PARIS — Six nongovernmental organizations put the French state on notice on Wednesday to force it to address “systemic discriminatory practices by the police,” a rare collective legal action that will take the government onto uncharted grounds.
The organizations, including Human Rights Watch and Amnesty International, accused the French government of neglecting its duty to end discriminatory police identity checks — a practice they said was “widespread, deeply rooted in the policing.”
They also called on the authorities to bring in “structural reforms and to take concrete measures to stop these practices,” a statement read.
It is the first time such a collective action is targeting the French state in relation to policing since its introduction as a legal device in the country in 2014.

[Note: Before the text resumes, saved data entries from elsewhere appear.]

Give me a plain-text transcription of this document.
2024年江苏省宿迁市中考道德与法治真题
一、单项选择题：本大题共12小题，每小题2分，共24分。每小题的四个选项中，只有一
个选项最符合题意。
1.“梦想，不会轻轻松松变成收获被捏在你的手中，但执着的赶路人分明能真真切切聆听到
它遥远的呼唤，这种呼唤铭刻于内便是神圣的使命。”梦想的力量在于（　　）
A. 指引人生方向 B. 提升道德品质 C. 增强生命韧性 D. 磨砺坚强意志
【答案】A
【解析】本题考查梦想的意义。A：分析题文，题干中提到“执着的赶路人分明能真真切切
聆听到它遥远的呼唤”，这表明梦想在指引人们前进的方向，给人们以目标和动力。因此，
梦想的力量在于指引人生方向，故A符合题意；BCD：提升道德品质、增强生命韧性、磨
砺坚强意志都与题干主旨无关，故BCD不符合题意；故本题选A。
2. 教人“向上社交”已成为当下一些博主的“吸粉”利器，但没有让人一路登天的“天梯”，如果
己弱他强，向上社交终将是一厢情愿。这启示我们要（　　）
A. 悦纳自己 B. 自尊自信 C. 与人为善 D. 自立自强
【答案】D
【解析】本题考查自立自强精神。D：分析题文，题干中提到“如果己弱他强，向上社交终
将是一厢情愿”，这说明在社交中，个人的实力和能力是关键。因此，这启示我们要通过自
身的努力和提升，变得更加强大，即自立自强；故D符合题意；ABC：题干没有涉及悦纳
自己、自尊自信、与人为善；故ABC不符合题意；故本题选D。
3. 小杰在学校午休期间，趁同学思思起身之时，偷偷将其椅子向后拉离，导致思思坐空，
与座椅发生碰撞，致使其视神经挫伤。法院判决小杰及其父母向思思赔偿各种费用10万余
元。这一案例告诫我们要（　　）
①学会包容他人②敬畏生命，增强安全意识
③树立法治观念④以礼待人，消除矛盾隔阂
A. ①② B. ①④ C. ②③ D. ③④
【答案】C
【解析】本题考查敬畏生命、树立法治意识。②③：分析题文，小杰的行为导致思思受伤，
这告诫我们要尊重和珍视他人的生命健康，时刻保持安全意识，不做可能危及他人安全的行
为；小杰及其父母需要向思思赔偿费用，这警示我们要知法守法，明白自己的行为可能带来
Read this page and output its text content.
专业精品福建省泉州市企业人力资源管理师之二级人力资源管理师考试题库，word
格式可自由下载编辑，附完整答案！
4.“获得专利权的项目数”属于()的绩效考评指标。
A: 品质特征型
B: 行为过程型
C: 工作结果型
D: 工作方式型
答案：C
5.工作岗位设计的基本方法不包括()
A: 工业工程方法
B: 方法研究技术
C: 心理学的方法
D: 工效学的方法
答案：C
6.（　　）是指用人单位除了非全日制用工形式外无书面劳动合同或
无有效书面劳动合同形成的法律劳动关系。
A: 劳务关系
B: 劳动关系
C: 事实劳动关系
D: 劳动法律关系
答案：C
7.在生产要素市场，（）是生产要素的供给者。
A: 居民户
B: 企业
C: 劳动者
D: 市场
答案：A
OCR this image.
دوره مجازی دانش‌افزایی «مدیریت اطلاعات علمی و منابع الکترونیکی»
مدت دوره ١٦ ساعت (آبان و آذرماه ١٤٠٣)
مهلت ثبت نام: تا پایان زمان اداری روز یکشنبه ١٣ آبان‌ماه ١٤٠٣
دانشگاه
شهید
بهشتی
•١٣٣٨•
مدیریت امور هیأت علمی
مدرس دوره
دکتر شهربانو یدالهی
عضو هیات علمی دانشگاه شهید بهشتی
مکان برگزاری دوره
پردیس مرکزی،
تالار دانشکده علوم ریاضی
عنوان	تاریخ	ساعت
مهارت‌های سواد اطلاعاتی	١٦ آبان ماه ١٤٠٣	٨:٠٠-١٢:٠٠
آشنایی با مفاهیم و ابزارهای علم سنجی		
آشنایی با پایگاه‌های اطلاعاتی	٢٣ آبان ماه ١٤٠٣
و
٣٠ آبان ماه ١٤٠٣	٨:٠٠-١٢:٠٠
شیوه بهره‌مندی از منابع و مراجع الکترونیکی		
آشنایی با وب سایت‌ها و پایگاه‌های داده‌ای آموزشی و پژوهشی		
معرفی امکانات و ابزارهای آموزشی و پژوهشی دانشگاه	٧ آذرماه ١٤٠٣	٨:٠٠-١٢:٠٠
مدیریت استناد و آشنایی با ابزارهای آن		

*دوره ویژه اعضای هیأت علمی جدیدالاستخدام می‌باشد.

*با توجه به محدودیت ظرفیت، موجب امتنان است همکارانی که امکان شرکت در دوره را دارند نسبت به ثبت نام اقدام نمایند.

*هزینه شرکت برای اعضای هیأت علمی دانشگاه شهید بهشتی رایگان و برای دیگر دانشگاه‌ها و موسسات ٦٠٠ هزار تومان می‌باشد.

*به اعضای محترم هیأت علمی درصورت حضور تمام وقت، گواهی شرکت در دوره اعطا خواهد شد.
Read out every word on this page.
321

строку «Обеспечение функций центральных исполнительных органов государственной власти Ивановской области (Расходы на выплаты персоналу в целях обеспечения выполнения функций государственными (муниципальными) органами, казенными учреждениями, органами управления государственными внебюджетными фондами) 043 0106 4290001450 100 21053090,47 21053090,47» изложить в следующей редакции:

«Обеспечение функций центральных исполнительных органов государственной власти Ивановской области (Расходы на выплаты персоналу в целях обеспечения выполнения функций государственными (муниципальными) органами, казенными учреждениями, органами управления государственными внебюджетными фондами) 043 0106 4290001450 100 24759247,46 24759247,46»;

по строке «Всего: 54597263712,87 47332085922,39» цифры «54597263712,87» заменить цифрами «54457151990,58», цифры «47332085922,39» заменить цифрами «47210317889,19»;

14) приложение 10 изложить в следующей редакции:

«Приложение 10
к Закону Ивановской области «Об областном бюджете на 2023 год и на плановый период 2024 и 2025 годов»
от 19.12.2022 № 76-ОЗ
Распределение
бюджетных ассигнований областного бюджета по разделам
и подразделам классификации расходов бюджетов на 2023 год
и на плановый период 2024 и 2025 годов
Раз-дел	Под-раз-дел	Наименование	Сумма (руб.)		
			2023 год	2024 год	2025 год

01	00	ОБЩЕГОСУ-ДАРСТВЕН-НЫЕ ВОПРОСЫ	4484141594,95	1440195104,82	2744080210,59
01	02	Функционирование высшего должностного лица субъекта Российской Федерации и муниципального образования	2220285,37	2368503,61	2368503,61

The move is likely to stir an already tense debate on police brutality and racism in France. It comes after a year of controversies over deadly or brutal police interventions, widespread protests against police racism and strong opposition to a contentious security bill.
President Emmanuel Macron, in an interview with the online news outlet Brut in December, acknowledged that “today, when your skin color is not white, you’re checked more often.” He also said the government would open an online platform to consult citizens on discrimination issues.
Despite several independent reports and a series of recent scandals exposing discriminatory police practices, French police officers have rarely been punished for racist abuses — only nine times from 2009 to 2018, according to the French daily Libération.
A rally in Paris on the anniversary of the death of Cedric Chouviat, a delivery driver of Algerian descent who died after police officers pinned him down during a traffic stop.Credit…Kiran Ridley/Getty Images
In keeping with French procedures, the nongovernmental groups, representing dozens of plaintiffs, first sent a formal notice asking the prime minister, and the interior and justice ministers, to address the issue of discriminatory practices by the police within four months. If the government does not take satisfactory action by then, the organizations may file a class-action lawsuit.
Changes requested by the organizations include amending the French code of criminal procedure to explicitly prohibit discriminatory identity checks, introducing specific rules for checking minors and creating a comprehensive database on identity checks.
It is difficult to get a precise measure of racial profiling by the police because ethnic statistics are tightly regulated in France. But a 2017 investigation by the state civil liberties guardian found that “young men perceived to be Black or Arab” were 20 times as likely to be subjected to police identity checks than the rest of the population.
Several studies from nongovernmental organizations, including a Human Rights Watch report released last June, also pointed to systemic discrimination by the police. In 2016, France’s Supreme Court of Appeals ruled that police identity checks of several young men because of their “real or supposed origin” constituted “a serious misconduct involving the responsibility of the state.”
Police officials and unions have long ignored these reports, and various French governments have balked at pushing for police overhauls. Gérald Darmanin, the interior minister, has insisted that instances of police racism were the work of “individuals” rather than a systemic issue.
But even members of the police force have started to sound the alarm.
“It’s a fact — there is racism in the police,” said Noam Anouar, an officer turned whistle-blower who in 2017 revealed racist messages sent by his superiors. He accused the police authorities of regularly finding ways to retrospectively justify practices that could be considered discriminatory.
“The administration has legalized illegality,” Mr. Anouar said.
By driving the government into a judicial corner, the organizations’ collective action aims to end these practices.
Slim Ben Achour, one of the lawyers representing the groups, said the move “confronts the state with its responsibilities,” about what he called its passiveness in addressing the issue.
Mr. Ben Achour said the move had been inspired by several class actions in the United States, such as Floyd v. City of New York, which in 2013 resulted in a significant decrease in stop-and-frisk police practices.
But unlike the lawsuits in the United States that have targeted local police forces, Wednesday’s move involves France’s national police force and could lead to changes that affect a wide range of officers.
“We have the opportunity to change the lives of people all over the country,” Mr. Ben Achour said.
The issue of police racism, which has recently surfaced in other parts of Europe too, has particularly resonated in France, which has large African and Arab populations from its former colonies that it has failed to fully integrate. After the police killing of George Floyd in Minneapolis last May, tens of thousands of people gathered in Paris to protest police violence.
The police beating last December of a Black music producer, Michel Zecler, also forced a reckoning within the French government. After officers beat Mr. Zecler, Mr. Macron said in a letter to a police union that there was “an urgent need” to overhaul the security forces and called for a conference to review the working conditions of the police force and its relations with the French public.
The conference — which brings together representatives of the police forces, elected officials and citizens — started on Monday and is expected to last until the end of May.